Over the past few months, many have told me that this, too, along with love of people that surround them, is what sustains them. They haven’t had some dramatic feeling, no voices in the night, but they have told me “God is more real to me now than ever. I couldn’t do this without God’s love.”
Being human, we will always experience anxiety, doubt, uncertainty, and grief. We can’t - and shouldn’t try to - transcend our humanity. But when we love others and when we love God, we can be on two levels at once: humanly affected, yes, but also knowing that we are not alone, that we are part of the tapestry of all humanity, all time, all creation. We know therefore that ultimately, nothing can harm or move us. And we become much more than just our present hardship.

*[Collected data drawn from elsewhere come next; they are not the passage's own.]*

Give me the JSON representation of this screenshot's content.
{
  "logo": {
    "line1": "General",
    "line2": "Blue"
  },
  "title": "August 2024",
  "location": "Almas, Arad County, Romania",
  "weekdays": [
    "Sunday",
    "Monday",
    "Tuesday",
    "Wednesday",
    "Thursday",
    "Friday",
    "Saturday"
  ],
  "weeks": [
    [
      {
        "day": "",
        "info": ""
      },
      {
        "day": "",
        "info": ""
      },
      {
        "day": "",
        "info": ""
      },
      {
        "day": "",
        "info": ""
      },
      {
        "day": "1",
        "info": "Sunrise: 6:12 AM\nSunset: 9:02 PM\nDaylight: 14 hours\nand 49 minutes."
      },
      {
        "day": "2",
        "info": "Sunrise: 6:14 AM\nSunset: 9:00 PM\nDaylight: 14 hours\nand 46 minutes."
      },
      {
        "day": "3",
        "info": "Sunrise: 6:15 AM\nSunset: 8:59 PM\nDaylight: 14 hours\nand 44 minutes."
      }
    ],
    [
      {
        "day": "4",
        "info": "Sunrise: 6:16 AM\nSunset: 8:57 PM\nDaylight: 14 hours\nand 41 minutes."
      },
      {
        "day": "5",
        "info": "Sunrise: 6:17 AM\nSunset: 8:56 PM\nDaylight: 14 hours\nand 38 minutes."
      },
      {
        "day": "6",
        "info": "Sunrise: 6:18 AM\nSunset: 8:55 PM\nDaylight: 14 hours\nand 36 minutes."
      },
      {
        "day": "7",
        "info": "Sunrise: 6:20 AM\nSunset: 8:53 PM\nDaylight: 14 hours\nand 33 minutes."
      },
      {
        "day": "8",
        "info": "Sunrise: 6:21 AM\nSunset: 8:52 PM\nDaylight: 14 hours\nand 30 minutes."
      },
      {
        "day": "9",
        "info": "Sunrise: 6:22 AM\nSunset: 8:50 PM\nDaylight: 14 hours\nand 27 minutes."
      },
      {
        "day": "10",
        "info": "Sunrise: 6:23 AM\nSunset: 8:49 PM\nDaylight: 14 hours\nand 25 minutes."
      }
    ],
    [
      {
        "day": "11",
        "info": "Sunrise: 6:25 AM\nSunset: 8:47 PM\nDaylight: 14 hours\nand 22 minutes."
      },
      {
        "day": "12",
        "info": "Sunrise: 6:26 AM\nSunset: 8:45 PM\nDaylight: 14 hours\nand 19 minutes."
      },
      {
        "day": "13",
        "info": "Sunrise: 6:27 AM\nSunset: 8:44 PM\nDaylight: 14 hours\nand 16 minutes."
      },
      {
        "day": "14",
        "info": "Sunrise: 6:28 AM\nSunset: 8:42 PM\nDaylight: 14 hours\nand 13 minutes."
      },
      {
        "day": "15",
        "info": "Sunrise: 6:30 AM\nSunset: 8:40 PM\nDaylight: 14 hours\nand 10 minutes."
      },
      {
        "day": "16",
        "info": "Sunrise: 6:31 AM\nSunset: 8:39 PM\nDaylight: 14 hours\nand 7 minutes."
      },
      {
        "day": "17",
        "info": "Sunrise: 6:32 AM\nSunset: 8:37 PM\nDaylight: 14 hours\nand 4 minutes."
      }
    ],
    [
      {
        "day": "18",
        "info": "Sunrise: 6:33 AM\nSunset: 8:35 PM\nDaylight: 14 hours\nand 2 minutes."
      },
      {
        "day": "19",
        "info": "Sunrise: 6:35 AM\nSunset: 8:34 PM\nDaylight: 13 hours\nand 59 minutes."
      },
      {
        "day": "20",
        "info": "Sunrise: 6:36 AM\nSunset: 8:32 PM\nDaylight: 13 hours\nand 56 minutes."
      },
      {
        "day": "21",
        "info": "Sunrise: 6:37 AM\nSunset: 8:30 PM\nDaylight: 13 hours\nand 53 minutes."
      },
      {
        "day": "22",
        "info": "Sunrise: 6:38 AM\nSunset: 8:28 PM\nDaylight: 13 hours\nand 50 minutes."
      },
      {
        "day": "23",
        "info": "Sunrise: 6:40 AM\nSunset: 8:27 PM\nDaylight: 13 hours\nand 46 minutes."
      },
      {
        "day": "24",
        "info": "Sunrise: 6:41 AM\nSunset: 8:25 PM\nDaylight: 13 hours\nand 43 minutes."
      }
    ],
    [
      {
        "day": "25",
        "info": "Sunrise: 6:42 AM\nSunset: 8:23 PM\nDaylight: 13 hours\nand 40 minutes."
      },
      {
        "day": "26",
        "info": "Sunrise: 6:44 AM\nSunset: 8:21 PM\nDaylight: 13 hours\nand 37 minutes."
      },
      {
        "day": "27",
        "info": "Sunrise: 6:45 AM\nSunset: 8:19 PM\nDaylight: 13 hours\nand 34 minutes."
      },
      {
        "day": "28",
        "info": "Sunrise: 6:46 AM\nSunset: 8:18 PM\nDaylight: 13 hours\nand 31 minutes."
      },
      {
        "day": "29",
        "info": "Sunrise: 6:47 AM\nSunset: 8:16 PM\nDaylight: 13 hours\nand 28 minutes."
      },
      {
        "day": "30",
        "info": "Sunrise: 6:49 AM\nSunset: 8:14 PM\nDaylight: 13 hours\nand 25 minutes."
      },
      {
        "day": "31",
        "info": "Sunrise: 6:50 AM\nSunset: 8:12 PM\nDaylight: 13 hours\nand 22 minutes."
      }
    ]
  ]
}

When we hear a gospel like the one we heard today, it is tempting to think that Jesus was so different than the rest of us that only he could talk with such confidence about being betrayed, killed, and rising again. But to assume this is to deny his humanity. He was fully human, subject to the same anxieties, uncertainties, and grief that we are.
He only got to the point where he could speak as he did in today’s gospel because he had, all his life, cultivated two things that made him larger than his many problems: love of others and love of God. He loved friends, family, and companions on the journey. And he had marinated himself in the divine presence all his life. So even at Calvary when most of his friends fled, he was not alone. He was still larger than Jesus of Nazareth. He was part of everyone and everything that is.
As we love others, we are extended into others. And as we love God, we are extended into God. Both loves make us much more than an individual unit coping with our current problems. This is , I think, what it means to say that even now, as we are placed among things that are passing away, we can love things heavenly, and we can hold fast to those things that shall endure.